Original Language: English

Títutulu Original: The Blundering

Translation: Manuel G. Palace

Year of publication: 1954

Valoración: Between recommended and okay

Patricia Highsmith is one of a writer whose work I have read and reread obsessively. How had a pleasant memory of his novel The knifeI have decided to address it for the second time several years later. And how well he has done it, because often Librazo is made!

Indeed, The knife It is a pound. And although in some sections it gives the impression of not being a work as polished as others of Highsmith, author, stylistic efficacy, thematic sharpness and good narrative pulse.

His argument is brilliant in his simplicity only apparent, and abounds in the ingenious twists, tangles, misunderstandings and clear that enlarge Highsmith’s work. It also works as an excuse to deliver several very detailed character studies, and to reflect, among many other issues, around marriage relationships, dissatisfied desire and guilt.

Everything begins when a bookcase named Melchior J. Kimmel, after making sure that a witness sees him to attend the cinema, leaves the place, continues in his car the bus in which his wife goes and kills her during a rest stop. Walter Stakhouse, a lawyer, reads about the incident in the newspaper and immediately suspects that the victim’s husband can be the murderer, and intuits what method he has used to get his way. Later he begins to fantasize about imitating him to get rid of Clara, his wife, a neurotic that constantly martyrizes him and isolates him more and more of his friends and acquaintances. Clara dies shortly after, apparently after committing suicide; However, a relentless and ambitious detective not only begins to investigate Stakhouse, but decides to reopen the Kimmel case.

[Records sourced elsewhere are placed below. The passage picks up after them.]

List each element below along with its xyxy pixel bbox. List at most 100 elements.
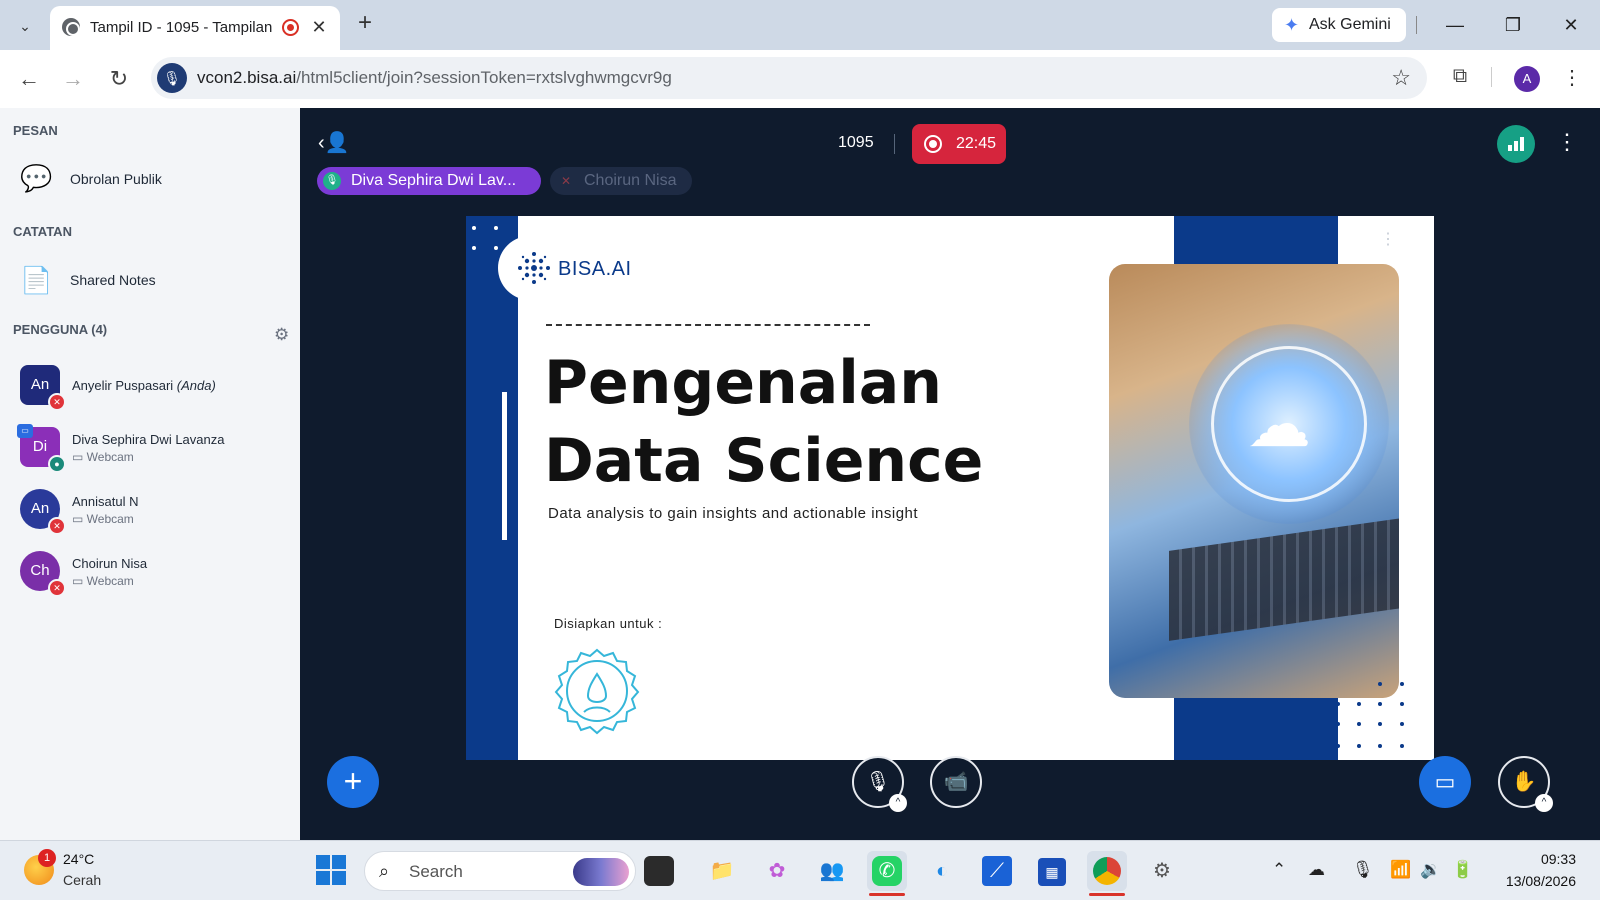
forward-button[interactable]: → — [60, 66, 86, 92]
search-icon: ⌕ — [379, 861, 390, 881]
recording-time: 22:45 — [956, 135, 997, 152]
battery-charging-icon[interactable]: 🔋 — [1452, 859, 1473, 881]
webcam-label: Webcam — [86, 512, 134, 526]
windows-taskbar: 1 24°C Cerah ⌕ Search 📁 ✿ 👥 ✆ ◐ ⟋ ▦ ⚙ ⌃ … — [0, 840, 1600, 900]
chrome-icon[interactable] — [1087, 851, 1127, 891]
settings-gear-icon[interactable]: ⚙ — [1142, 851, 1182, 891]
tab-search-chevron-icon[interactable]: ⌄ — [12, 13, 38, 39]
share-webcam-button[interactable]: 📹 — [930, 756, 982, 808]
slide-left-bar — [466, 216, 518, 760]
toggle-user-list-icon[interactable]: ‹👤 — [318, 132, 350, 154]
actions-plus-button[interactable]: + — [327, 756, 379, 808]
url-host: vcon2.bisa.ai — [197, 68, 297, 87]
slide-accent-line — [502, 392, 507, 540]
cloud-sync-icon: ☁ — [1247, 388, 1311, 460]
new-tab-button[interactable]: + — [352, 11, 378, 37]
tray-microphone-icon[interactable]: 🎙 — [1352, 859, 1374, 881]
ask-gemini-button[interactable]: ✦ Ask Gemini — [1272, 8, 1406, 42]
browser-toolbar: ← → ↻ 🎙 vcon2.bisa.ai/html5client/join?s… — [0, 50, 1600, 108]
volume-icon[interactable]: 🔉 — [1420, 859, 1441, 881]
talking-indicator[interactable]: 🎙 Diva Sephira Dwi Lav... — [317, 167, 541, 195]
teams-icon[interactable]: 👥 — [812, 851, 852, 891]
sidebar: PESAN 💬 Obrolan Publik CATATAN 📄 Shared … — [0, 108, 300, 840]
edge-icon[interactable]: ◐ — [922, 851, 962, 891]
wifi-icon[interactable]: 📶 — [1390, 859, 1411, 881]
user-name: Anyelir Puspasari (Anda) — [72, 378, 216, 393]
copilot-icon[interactable]: ✿ — [757, 851, 797, 891]
signal-bar-1 — [1508, 145, 1512, 151]
bisa-ai-logo-mark-icon — [518, 252, 550, 284]
slide-dashed-line — [546, 324, 870, 326]
reactions-caret-icon[interactable]: ^ — [1535, 794, 1553, 812]
user-webcam-status: ▭ Webcam — [72, 450, 134, 464]
mic-muted-icon: ✕ — [48, 517, 66, 535]
reload-button[interactable]: ↻ — [106, 66, 132, 92]
user-list-item[interactable]: Di ▭ ● Diva Sephira Dwi Lavanza ▭ Webcam — [0, 424, 300, 480]
tray-overflow-chevron-icon[interactable]: ⌃ — [1272, 859, 1286, 881]
talking-name-muted: Choirun Nisa — [584, 172, 677, 189]
chrome-glyph — [1093, 857, 1121, 885]
user-list-item[interactable]: Ch ✕ Choirun Nisa ▭ Webcam — [0, 548, 300, 604]
tab-close-button[interactable]: ✕ — [308, 16, 330, 38]
restore-button[interactable]: ❐ — [1500, 12, 1526, 38]
bookmark-star-icon[interactable]: ☆ — [1391, 65, 1411, 91]
maps-app-icon[interactable]: ⟋ — [977, 851, 1017, 891]
shared-notes-label: Shared Notes — [70, 272, 156, 288]
presentation-slide[interactable]: BISA.AI Pengenalan Data Science Data ana… — [466, 216, 1434, 760]
connection-status-icon[interactable] — [1497, 125, 1535, 163]
recording-indicator[interactable]: 22:45 — [912, 124, 1006, 164]
whatsapp-active-indicator — [869, 893, 905, 896]
whatsapp-icon[interactable]: ✆ — [867, 851, 907, 891]
presentation-toggle-button[interactable]: ▭ — [1419, 756, 1471, 808]
tab-title: Tampil ID - 1095 - Tampilan — [90, 19, 273, 36]
meeting-id: 1095 — [838, 134, 874, 151]
weather-condition[interactable]: Cerah — [63, 872, 101, 888]
url-path: /html5client/join?sessionToken=rxtslvghw… — [296, 68, 672, 87]
user-name: Diva Sephira Dwi Lavanza — [72, 432, 225, 447]
browser-tab[interactable]: Tampil ID - 1095 - Tampilan ✕ — [50, 6, 340, 50]
slide-options-icon[interactable]: ⋮ — [1380, 230, 1396, 250]
clock-date[interactable]: 13/08/2026 — [1496, 873, 1576, 889]
microphone-in-use-icon[interactable]: 🎙 — [157, 63, 187, 93]
search-label: Search — [409, 862, 463, 881]
notes-document-icon: 📄 — [20, 265, 53, 295]
audio-settings-caret-icon[interactable]: ^ — [889, 794, 907, 812]
profile-avatar[interactable]: A — [1514, 66, 1540, 92]
clock-time[interactable]: 09:33 — [1526, 851, 1576, 867]
talking-indicator-muted[interactable]: ✕ Choirun Nisa — [550, 167, 692, 195]
user-name: Annisatul N — [72, 494, 139, 509]
back-button[interactable]: ← — [16, 66, 42, 92]
tab-recording-icon — [282, 19, 299, 36]
address-bar[interactable]: 🎙 vcon2.bisa.ai/html5client/join?session… — [151, 57, 1427, 99]
slide-title-line1: Pengenalan — [544, 348, 942, 418]
store-icon[interactable]: ▦ — [1032, 851, 1072, 891]
user-list-item[interactable]: An ✕ Anyelir Puspasari (Anda) — [0, 362, 300, 418]
terminal-app-icon[interactable] — [644, 856, 674, 886]
weather-temperature[interactable]: 24°C — [63, 851, 94, 867]
gemini-label: Ask Gemini — [1309, 16, 1391, 33]
users-settings-gear-icon[interactable]: ⚙ — [274, 326, 292, 344]
gemini-sparkle-icon: ✦ — [1284, 15, 1300, 35]
user-webcam-status: ▭ Webcam — [72, 512, 134, 526]
file-explorer-icon[interactable]: 📁 — [702, 851, 742, 891]
start-windows-icon[interactable] — [316, 855, 346, 885]
mic-muted-icon: ✕ — [48, 393, 66, 411]
close-window-button[interactable]: ✕ — [1558, 12, 1584, 38]
store-glyph: ▦ — [1038, 858, 1066, 886]
browser-menu-icon[interactable]: ⋮ — [1560, 64, 1584, 92]
options-menu-icon[interactable]: ⋮ — [1556, 128, 1578, 156]
window-divider — [1416, 16, 1417, 34]
user-webcam-status: ▭ Webcam — [72, 574, 134, 588]
talking-name: Diva Sephira Dwi Lav... — [351, 172, 517, 189]
extensions-puzzle-icon[interactable]: ⧉ — [1448, 64, 1472, 88]
cloud-offline-icon[interactable]: ☁ — [1308, 859, 1325, 881]
mic-muted-icon: ✕ — [48, 579, 66, 597]
public-chat-label: Obrolan Publik — [70, 171, 162, 187]
notes-section-title: CATATAN — [13, 224, 72, 239]
url-text[interactable]: vcon2.bisa.ai/html5client/join?sessionTo… — [197, 68, 672, 88]
signal-bar-3 — [1520, 137, 1524, 151]
slide-title: Pengenalan Data Science — [544, 344, 983, 500]
user-list-item[interactable]: An ✕ Annisatul N ▭ Webcam — [0, 486, 300, 542]
minimize-button[interactable]: — — [1442, 12, 1468, 38]
taskbar-search-box[interactable]: ⌕ Search — [364, 851, 636, 891]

The knife It contains a first chapter that immediately hooks the reader, an extraordinarily ingenious premise, a cast of very well profiled characters, some of the author’s own narrative elements and reflections of great caliber.

As usual in Highsmith’s works, the main cast is very well worked. Both Stakhouse (the undisputed protagonist) and Clara, Kimmel and even characters that have less focus (for example Tony, Ellie or Jon) are credible.

I would only put two fights to The knife. First, which presents so much profusion of details that some of them contribute rather little; I think, for example, the relationship that Stakhouse maintains with his brother and his father, in certain information about Kimmel’s suppliers and customers or in the wasted artisanal hobby of the latter. Fortunately, these passages filled with straw do not realize the whole, which on the other hand develops with amazing fluidity.

The second paste that put the novel is that Detective Corby feels at little plausible moments, and works more as a trigger for events than like a character in itself. In any case, we must admit that stars in some of the best scenes.

Little more to add: The knife It is, I insist, a pound. All lover of the black genre and Highsmith’s work should read it, at least, once in their life.